It sounds like something out of a science fiction novel: a towering, toxic weed that can burn the skin if touched and even cause blindness. 

But giant hogweed is real and is being spotted all across the country, with some worrying the invasive plant is growing out of control.

Giant hogweed, which can grow to 5.5 metres (20 feet), has been popping up just about everywhere this summer, from Vancouver Island -- where it's been a problem for years -- to river banks in Toronto and Ottawa. It's also spreading along roadsides in Nova Scotia and wasteland areas of Newfoundland and Labrador.

Although the plant can be impressive to behold, with its purple, mottled stem, huge leaves, and metre-wide flower head of white blooms, it can pose a threat to anyone who touches it without protective clothing.

Small, blister-like pistules on the plant contain a toxic sap that can burn the skin once exposed to sunlight. If the toxin enters the eye, it can burn the cornea, causing temporary or even permanent blindness.

Experts aren't sure how giant hogweed found its way into Canada or how long it's been here. The plant originates from Asia, and was probably brought into North America decades ago by someone who thought it would make a showstopping ornamental plant.

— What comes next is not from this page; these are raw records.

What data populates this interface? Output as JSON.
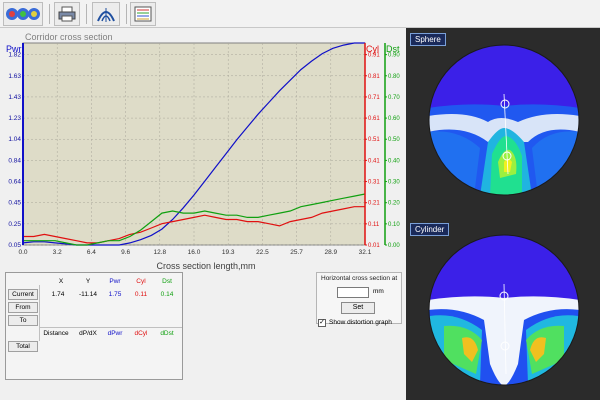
{
  "toolbar": {
    "buttons": [
      {
        "icon": "lens-maps-icon"
      },
      {
        "icon": "printer-icon"
      },
      {
        "icon": "lens-profile-icon"
      },
      {
        "icon": "chart-icon"
      }
    ]
  },
  "chart_data": {
    "type": "line",
    "title": "Corridor cross section",
    "xlabel": "Cross section length,mm",
    "x_ticks": [
      "0.0",
      "3.2",
      "6.4",
      "9.6",
      "12.8",
      "16.0",
      "19.3",
      "22.5",
      "25.7",
      "28.9",
      "32.1"
    ],
    "xlim": [
      0.0,
      32.1
    ],
    "axes": [
      {
        "name": "Pwr",
        "color": "#1010c8",
        "ylim": [
          0.05,
          1.95
        ],
        "ticks": [
          "0.05",
          "0.25",
          "0.45",
          "0.64",
          "0.84",
          "1.04",
          "1.23",
          "1.43",
          "1.63",
          "1.82"
        ]
      },
      {
        "name": "Cyl",
        "color": "#e01010",
        "ylim": [
          0.01,
          0.96
        ],
        "ticks": [
          "0.01",
          "0.11",
          "0.21",
          "0.31",
          "0.41",
          "0.51",
          "0.61",
          "0.71",
          "0.81",
          "0.91"
        ]
      },
      {
        "name": "Dst",
        "color": "#10a010",
        "ylim": [
          0.0,
          0.95
        ],
        "ticks": [
          "0.00",
          "0.10",
          "0.20",
          "0.30",
          "0.40",
          "0.50",
          "0.60",
          "0.70",
          "0.80",
          "0.90"
        ]
      }
    ],
    "series": [
      {
        "name": "Pwr",
        "color": "#1010c8",
        "axis": 0,
        "x": [
          0,
          1,
          2,
          3,
          4,
          5,
          6,
          7,
          8,
          9,
          10,
          11,
          12,
          13,
          14,
          15,
          16,
          17,
          18,
          19,
          20,
          21,
          22,
          23,
          24,
          25,
          26,
          27,
          28,
          29,
          30,
          31,
          32
        ],
        "y": [
          0.07,
          0.08,
          0.08,
          0.07,
          0.06,
          0.05,
          0.05,
          0.05,
          0.05,
          0.05,
          0.07,
          0.1,
          0.14,
          0.2,
          0.29,
          0.4,
          0.52,
          0.65,
          0.78,
          0.91,
          1.04,
          1.16,
          1.28,
          1.39,
          1.5,
          1.6,
          1.7,
          1.78,
          1.85,
          1.9,
          1.93,
          1.95,
          1.95
        ]
      },
      {
        "name": "Cyl",
        "color": "#e01010",
        "axis": 1,
        "x": [
          0,
          1,
          2,
          3,
          4,
          5,
          6,
          7,
          8,
          9,
          10,
          11,
          12,
          13,
          14,
          15,
          16,
          17,
          18,
          19,
          20,
          21,
          22,
          23,
          24,
          25,
          26,
          27,
          28,
          29,
          30,
          31,
          32
        ],
        "y": [
          0.05,
          0.05,
          0.06,
          0.05,
          0.04,
          0.03,
          0.02,
          0.02,
          0.03,
          0.04,
          0.06,
          0.07,
          0.09,
          0.11,
          0.12,
          0.13,
          0.14,
          0.15,
          0.14,
          0.13,
          0.13,
          0.12,
          0.12,
          0.11,
          0.1,
          0.12,
          0.13,
          0.14,
          0.16,
          0.17,
          0.18,
          0.19,
          0.19
        ]
      },
      {
        "name": "Dst",
        "color": "#10a010",
        "axis": 2,
        "x": [
          0,
          1,
          2,
          3,
          4,
          5,
          6,
          7,
          8,
          9,
          10,
          11,
          12,
          13,
          14,
          15,
          16,
          17,
          18,
          19,
          20,
          21,
          22,
          23,
          24,
          25,
          26,
          27,
          28,
          29,
          30,
          31,
          32
        ],
        "y": [
          0.02,
          0.02,
          0.02,
          0.02,
          0.01,
          0.0,
          0.0,
          0.01,
          0.02,
          0.02,
          0.04,
          0.07,
          0.11,
          0.15,
          0.16,
          0.15,
          0.15,
          0.16,
          0.15,
          0.14,
          0.14,
          0.13,
          0.13,
          0.14,
          0.15,
          0.16,
          0.18,
          0.19,
          0.2,
          0.21,
          0.22,
          0.23,
          0.24
        ]
      }
    ]
  },
  "table": {
    "col_headers": [
      "X",
      "Y",
      "Pwr",
      "Cyl",
      "Dst"
    ],
    "row_buttons": [
      "Current",
      "From",
      "To"
    ],
    "current_values": [
      "1.74",
      "-11.14",
      "1.75",
      "0.11",
      "0.14"
    ],
    "delta_headers": [
      "Distance",
      "dP/dX",
      "dPwr",
      "dCyl",
      "dDst"
    ],
    "total_button": "Total",
    "colors": {
      "Pwr": "#1010c8",
      "Cyl": "#e01010",
      "Dst": "#10a010"
    }
  },
  "horizontal_section": {
    "title": "Horizontal cross section at",
    "value": "",
    "unit": "mm",
    "set_label": "Set",
    "checkbox_checked": true,
    "checkbox_label": "Show distortion graph"
  },
  "maps": [
    {
      "title": "Sphere"
    },
    {
      "title": "Cylinder"
    }
  ]
}
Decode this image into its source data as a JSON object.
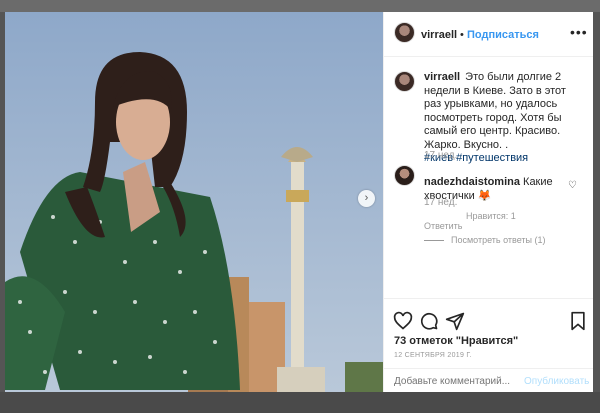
{
  "post": {
    "username": "virraell",
    "follow_label": "Подписаться",
    "dot": "•",
    "more_label": "•••",
    "caption_text": "Это были долгие 2 недели в Киеве. Зато в этот раз урывками, но удалось посмотреть город. Хотя бы самый его центр. Красиво. Жарко. Вкусно. .",
    "hashtags": [
      "#киев",
      "#путешествия"
    ],
    "caption_time": "17 нед."
  },
  "comment": {
    "username": "nadezhdaistomina",
    "text": "Какие хвостички",
    "emoji": "🦊",
    "time": "17 нед.",
    "likes": "Нравится: 1",
    "reply_label": "Ответить",
    "view_replies": "Посмотреть ответы (1)"
  },
  "footer": {
    "likes_count": "73 отметок \"Нравится\"",
    "date": "12 СЕНТЯБРЯ 2019 Г.",
    "add_comment_placeholder": "Добавьте комментарий...",
    "publish_label": "Опубликовать"
  },
  "icons": {
    "next": "chevron-right-icon",
    "like": "heart-icon",
    "comment": "comment-icon",
    "share": "paper-plane-icon",
    "save": "bookmark-icon"
  },
  "colors": {
    "accent": "#3897f0",
    "hashtag": "#003569",
    "muted": "#999999",
    "publish_disabled": "#b2dffc"
  }
}
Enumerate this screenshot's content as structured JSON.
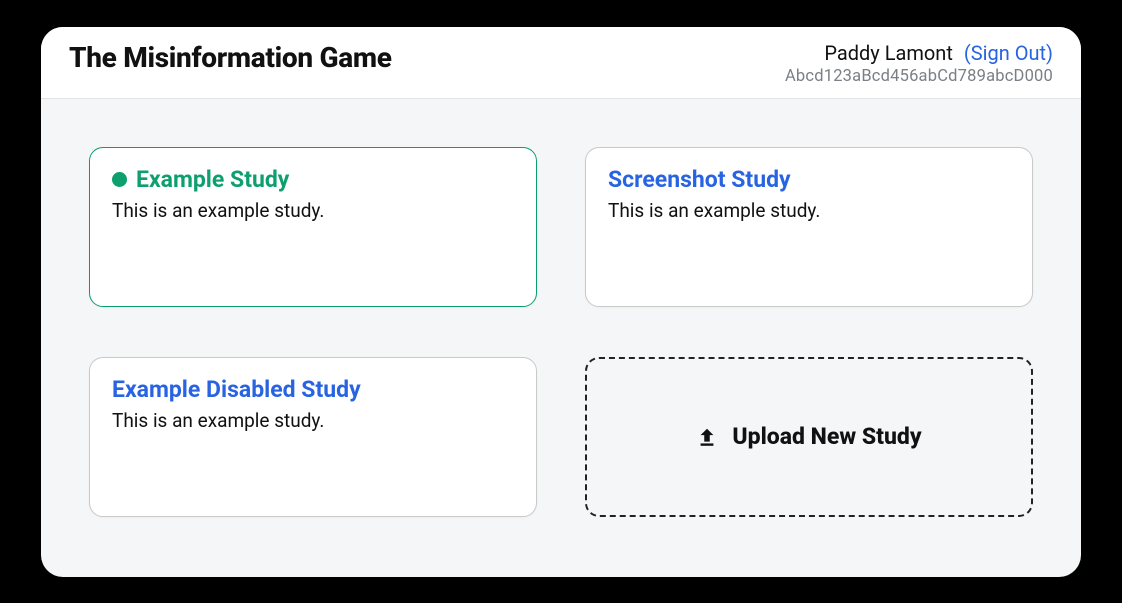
{
  "header": {
    "app_title": "The Misinformation Game",
    "user_name": "Paddy Lamont",
    "sign_out_label": "(Sign Out)",
    "user_id": "Abcd123aBcd456abCd789abcD000"
  },
  "studies": [
    {
      "title": "Example Study",
      "description": "This is an example study.",
      "active": true
    },
    {
      "title": "Screenshot Study",
      "description": "This is an example study.",
      "active": false
    },
    {
      "title": "Example Disabled Study",
      "description": "This is an example study.",
      "active": false
    }
  ],
  "upload": {
    "label": "Upload New Study"
  },
  "colors": {
    "link": "#2863e2",
    "active": "#0e9f6e"
  }
}
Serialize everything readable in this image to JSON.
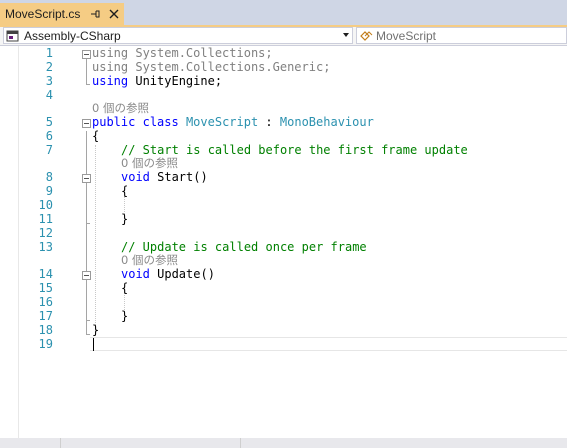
{
  "tab": {
    "title": "MoveScript.cs",
    "pin_icon": "pin-icon",
    "close_icon": "close-icon"
  },
  "nav": {
    "project": "Assembly-CSharp",
    "type": "MoveScript"
  },
  "refs": "0 個の参照",
  "line_numbers": [
    "1",
    "2",
    "3",
    "4",
    "5",
    "6",
    "7",
    "8",
    "9",
    "10",
    "11",
    "12",
    "13",
    "14",
    "15",
    "16",
    "17",
    "18",
    "19"
  ],
  "code": {
    "l1_using": "using",
    "l1_ns": " System.Collections;",
    "l2_using": "using",
    "l2_ns": " System.Collections.Generic;",
    "l3_using": "using",
    "l3_ns": " UnityEngine;",
    "l5_public": "public",
    "l5_class": "class",
    "l5_name": "MoveScript",
    "l5_colon": " : ",
    "l5_base": "MonoBehaviour",
    "l6": "{",
    "l7_comment": "// Start is called before the first frame update",
    "l8_void": "void",
    "l8_name": " Start()",
    "l9": "{",
    "l11": "}",
    "l13_comment": "// Update is called once per frame",
    "l14_void": "void",
    "l14_name": " Update()",
    "l15": "{",
    "l17": "}",
    "l18": "}"
  }
}
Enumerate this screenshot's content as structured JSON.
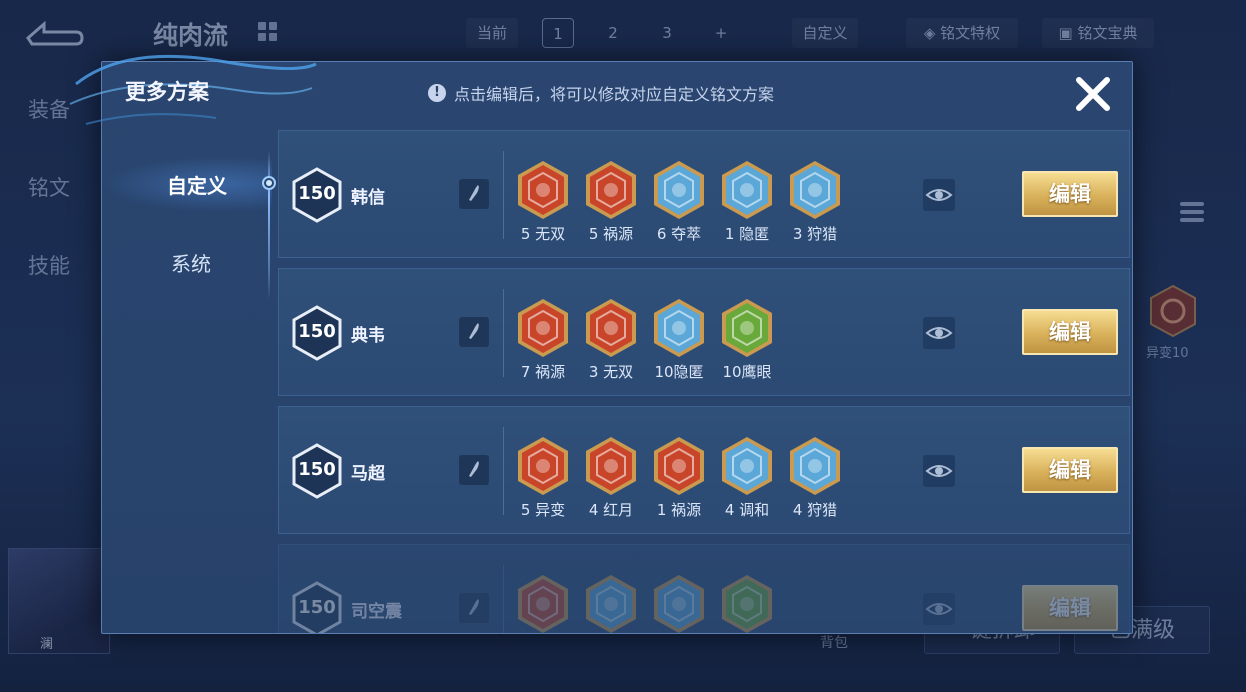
{
  "background": {
    "page_title": "纯肉流",
    "tabs": {
      "current": "当前",
      "slot1": "1",
      "slot2": "2",
      "slot3": "3",
      "add": "+"
    },
    "custom_btn": "自定义",
    "privilege_btn": "铭文特权",
    "guide_btn": "铭文宝典",
    "left_nav": [
      "装备",
      "铭文",
      "技能"
    ],
    "right_rune_label": "异变10",
    "portrait_name": "澜",
    "bottom_small": "背包",
    "bottom_btn1": "一键拆卸",
    "bottom_btn2": "已满级"
  },
  "modal": {
    "title": "更多方案",
    "hint": "点击编辑后，将可以修改对应自定义铭文方案",
    "tabs": [
      "自定义",
      "系统"
    ]
  },
  "schemes": [
    {
      "level": "150",
      "hero": "韩信",
      "edit_label": "编辑",
      "runes": [
        {
          "label": "5 无双",
          "icon": "wushuang-rune-icon",
          "color": "#c8452a"
        },
        {
          "label": "5 祸源",
          "icon": "huoyuan-rune-icon",
          "color": "#c8452a"
        },
        {
          "label": "6 夺萃",
          "icon": "duocui-rune-icon",
          "color": "#5aa7d8"
        },
        {
          "label": "1 隐匿",
          "icon": "yinni-rune-icon",
          "color": "#5aa7d8"
        },
        {
          "label": "3 狩猎",
          "icon": "shoulie-rune-icon",
          "color": "#5aa7d8"
        }
      ]
    },
    {
      "level": "150",
      "hero": "典韦",
      "edit_label": "编辑",
      "runes": [
        {
          "label": "7 祸源",
          "icon": "huoyuan-rune-icon",
          "color": "#c8452a"
        },
        {
          "label": "3 无双",
          "icon": "wushuang-rune-icon",
          "color": "#c8452a"
        },
        {
          "label": "10隐匿",
          "icon": "yinni-rune-icon",
          "color": "#5aa7d8"
        },
        {
          "label": "10鹰眼",
          "icon": "yingyan-rune-icon",
          "color": "#69a83a"
        }
      ]
    },
    {
      "level": "150",
      "hero": "马超",
      "edit_label": "编辑",
      "runes": [
        {
          "label": "5 异变",
          "icon": "yibian-rune-icon",
          "color": "#c8452a"
        },
        {
          "label": "4 红月",
          "icon": "hongyue-rune-icon",
          "color": "#c8452a"
        },
        {
          "label": "1 祸源",
          "icon": "huoyuan-rune-icon",
          "color": "#c8452a"
        },
        {
          "label": "4 调和",
          "icon": "tiaohe-rune-icon",
          "color": "#5aa7d8"
        },
        {
          "label": "4 狩猎",
          "icon": "shoulie-rune-icon",
          "color": "#5aa7d8"
        }
      ]
    },
    {
      "level": "150",
      "hero": "司空震",
      "edit_label": "编辑",
      "runes": [
        {
          "label": "",
          "icon": "red-rune-icon",
          "color": "#c8452a"
        },
        {
          "label": "",
          "icon": "blue-rune-icon",
          "color": "#5aa7d8"
        },
        {
          "label": "",
          "icon": "blue-rune-icon",
          "color": "#5aa7d8"
        },
        {
          "label": "",
          "icon": "green-rune-icon",
          "color": "#69a83a"
        }
      ]
    }
  ]
}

However it arrived, the weed has become quite invasive in recent years. Earlier this week, Todd Boland, a scientist with Memorial University's Botanical Garden told The Canadian Press that the giant weed is getting out of control in St. John's, saying the city needed to manage it seriously.

The problem with trying to stop giant hogweed is that its large roots make it difficult to dig up. Anyone who tries to do so has to wear full protective clothing, gloves and mask.

Even after it's removed or simply mowed down, the weed can easily reseed itself. Each plant can produce 50,000 winged seeds which can remain viable in the soil for up to 15 years.

Besides the obvious health hazards the plant holds, it also crowds out native species. And because it has relatively shallow roots that don't hold the soil as well as native species, infestations of hogweed can lead to soil erosion along riverbanks.

People who come across the weed are warned to stay clear of it. If you come in contact with the plant:

  • find shelter immediately, to stop the sap from photosynthesizing
  • wash exposed skin thoroughly with soap and water

The skin can redden 24 hours after exposure. An inflammatory reaction usually occurs after three days. If you have a reaction, you are advised to see a doctor.

Anyone who thinks they've spotted giant hogweed should contact their local municipality to advise them of its location.